L’EVEIL DU LOGOS 08 L’AGORA
Marche-rencontre avec Socrate
L’Agora
Le chemin s’efface dans la foule avant même d’avoir disparu. Max ne marche plus entre des paysages, mais entre des voix. La cité l’engloutit sans violence : colonnades blanches, ruelles serrées, éclats de discussions, gestes rapides. L’air est vivant, saturé de paroles et d’odeurs mêlées — pain chaud, cuir, poussière, sueur. Ici, tout circule, tout répond, tout contredit. Ce n’est plus un monde à contempler. C’est un monde qui parle. Max avance lentement, presque désorienté par cette densité humaine. Chaque pas semble traverser une pensée différente. Au centre d’un groupe, un homme se tient comme s’il n’avait rien à faire là, et pourtant tout semble converger vers lui. Il ne domine pas la scène, il la dérange. Son regard accroche, déplace, interroge. Il sourit sans certitude.
Il se tourne vers Max.
— Tu viens de loin… et tu as l’air de quelqu’un qui sait.
La phrase est douce, mais elle déséquilibre.
— Dis-moi… qu’est-ce que la vertu ?
Max répond. Puis hésite. Puis ajuste. Puis se reprend. Les mots se déplacent sous son propre regard, comme s’ils perdaient leur stabilité en avançant. L’homme écoute, puis relance. Une question simple. Puis une autre. Rien de plus. Pourtant, chaque réponse se fissure. Non par attaque, mais par exposition. Peu à peu, Max sent le sol du langage se dérober. Ce qu’il croyait savoir ne tient plus. Ce qu’il affirme se retourne. Ce qu’il pensait solide devient incertain.
Enfin, l’homme sourit, presque doucement :
— Tu vois… nous ne savons rien.
Un silence.
— Mais certains le savent sans le savoir.
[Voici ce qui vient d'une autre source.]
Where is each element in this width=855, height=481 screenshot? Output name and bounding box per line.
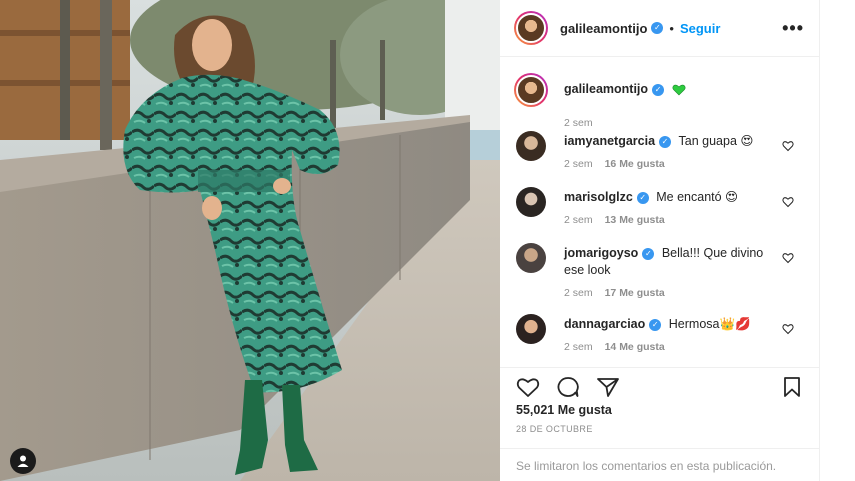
- author-username[interactable]: galileamontijo: [560, 21, 647, 36]
- comment-time: 2 sem: [564, 214, 593, 226]
- comments-limited-notice: Se limitaron los comentarios en esta pub…: [500, 448, 820, 481]
- verified-icon: ✓: [659, 135, 672, 148]
- user-tag-icon: [17, 455, 29, 467]
- comment-likes[interactable]: 14 Me gusta: [605, 341, 665, 353]
- comment-text: jomarigoyso ✓ Bella!!! Que divino ese loo…: [564, 245, 774, 279]
- user-tag-button[interactable]: [10, 448, 36, 474]
- comment-meta: 2 sem 16 Me gusta: [564, 158, 665, 170]
- like-comment-heart-icon[interactable]: [782, 252, 794, 264]
- comment-meta: 2 sem 13 Me gusta: [564, 214, 665, 226]
- caption-time: 2 sem: [564, 117, 593, 129]
- more-options-icon[interactable]: •••: [782, 18, 804, 39]
- post-photo[interactable]: [0, 0, 500, 481]
- commenter-avatar[interactable]: [516, 187, 546, 217]
- comment-likes[interactable]: 17 Me gusta: [605, 287, 665, 299]
- comment-text: marisolglzc ✓ Me encantó 😍: [564, 189, 774, 206]
- comment-time: 2 sem: [564, 341, 593, 353]
- verified-icon: ✓: [652, 83, 665, 96]
- likes-count[interactable]: 55,021 Me gusta: [516, 403, 612, 417]
- share-icon[interactable]: [596, 376, 620, 398]
- comment-body: Tan guapa 😍: [678, 134, 754, 148]
- like-comment-heart-icon[interactable]: [782, 323, 794, 335]
- green-heart-icon: [672, 84, 686, 96]
- action-icons: [516, 376, 620, 398]
- comment-username[interactable]: jomarigoyso: [564, 246, 638, 260]
- verified-icon: ✓: [649, 318, 662, 331]
- separator-dot: •: [669, 20, 674, 36]
- post-date[interactable]: 28 DE OCTUBRE: [516, 424, 593, 434]
- comment-text: dannagarciao ✓ Hermosa👑💋: [564, 316, 774, 333]
- comment-username[interactable]: dannagarciao: [564, 317, 645, 331]
- like-comment-heart-icon[interactable]: [782, 140, 794, 152]
- verified-icon: ✓: [636, 191, 649, 204]
- comment-icon[interactable]: [556, 376, 580, 398]
- comment-username[interactable]: marisolglzc: [564, 190, 633, 204]
- comment-likes[interactable]: 13 Me gusta: [605, 214, 665, 226]
- post-actions: 55,021 Me gusta 28 DE OCTUBRE Se limitar…: [500, 367, 820, 481]
- comment-text: iamyanetgarcia ✓ Tan guapa 😍: [564, 133, 774, 150]
- comment-time: 2 sem: [564, 287, 593, 299]
- bookmark-button[interactable]: [782, 376, 802, 398]
- comment-meta: 2 sem 14 Me gusta: [564, 341, 665, 353]
- comment-likes[interactable]: 16 Me gusta: [605, 158, 665, 170]
- commenter-avatar[interactable]: [516, 314, 546, 344]
- comment-time: 2 sem: [564, 158, 593, 170]
- like-comment-heart-icon[interactable]: [782, 196, 794, 208]
- commenter-avatar[interactable]: [516, 243, 546, 273]
- follow-button[interactable]: Seguir: [680, 21, 720, 36]
- post-header: galileamontijo ✓ • Seguir •••: [500, 0, 820, 57]
- comment-body: Hermosa👑💋: [668, 317, 751, 331]
- caption-avatar[interactable]: [514, 73, 548, 107]
- comment-body: Me encantó 😍: [656, 190, 739, 204]
- comments-list: galileamontijo ✓ 2 sem iamyanetgarcia ✓ Ta…: [500, 57, 820, 367]
- comment-username[interactable]: iamyanetgarcia: [564, 134, 655, 148]
- caption-username[interactable]: galileamontijo: [564, 82, 648, 96]
- verified-icon: ✓: [651, 22, 664, 34]
- heart-icon[interactable]: [516, 376, 540, 398]
- bookmark-icon[interactable]: [782, 376, 802, 398]
- comment-meta: 2 sem 17 Me gusta: [564, 287, 665, 299]
- author-avatar[interactable]: [514, 11, 548, 45]
- post-sidebar: galileamontijo ✓ • Seguir ••• galileamon…: [500, 0, 820, 481]
- post-image: [0, 0, 500, 481]
- caption-text: galileamontijo ✓: [564, 81, 774, 98]
- verified-icon: ✓: [642, 247, 655, 260]
- commenter-avatar[interactable]: [516, 131, 546, 161]
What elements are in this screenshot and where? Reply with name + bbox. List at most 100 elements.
Max reste sans réponse. Et quelque chose s’ouvre dans ce vide. La parole, ici, n’est pas un instrument pour affirmer. Elle devient un lieu d’épreuve. Un espace où les pensées se forment en se défaisant. Le Logos ne descend pas comme une vérité donnée : il remonte, lentement, depuis l’intérieur de celui qui parle. Ce n’est plus le monde qui doit être expliqué. C’est celui qui parle qui doit être interrogé. Max observe la cité autrement. Les certitudes qu’il croisait comme des murs deviennent des surfaces fragiles. Tout peut être questionné. Tout peut être retourné. Et pourtant, rien ne s’effondre vraiment. En marchant hors de l’Agora, il ressent une étrange légèreté. Comme si une partie de lui, trop pleine, venait d’être vidée. Il pensait avancer vers plus de savoir. Il découvre qu’il avance vers moins de certitude. Mais ce manque n’est pas une perte. C’est un espace.
À Athènes, certains disaient que Socrate ne transmettait rien. Il réveillait seulement ce qui dormait déjà dans la parole des autres.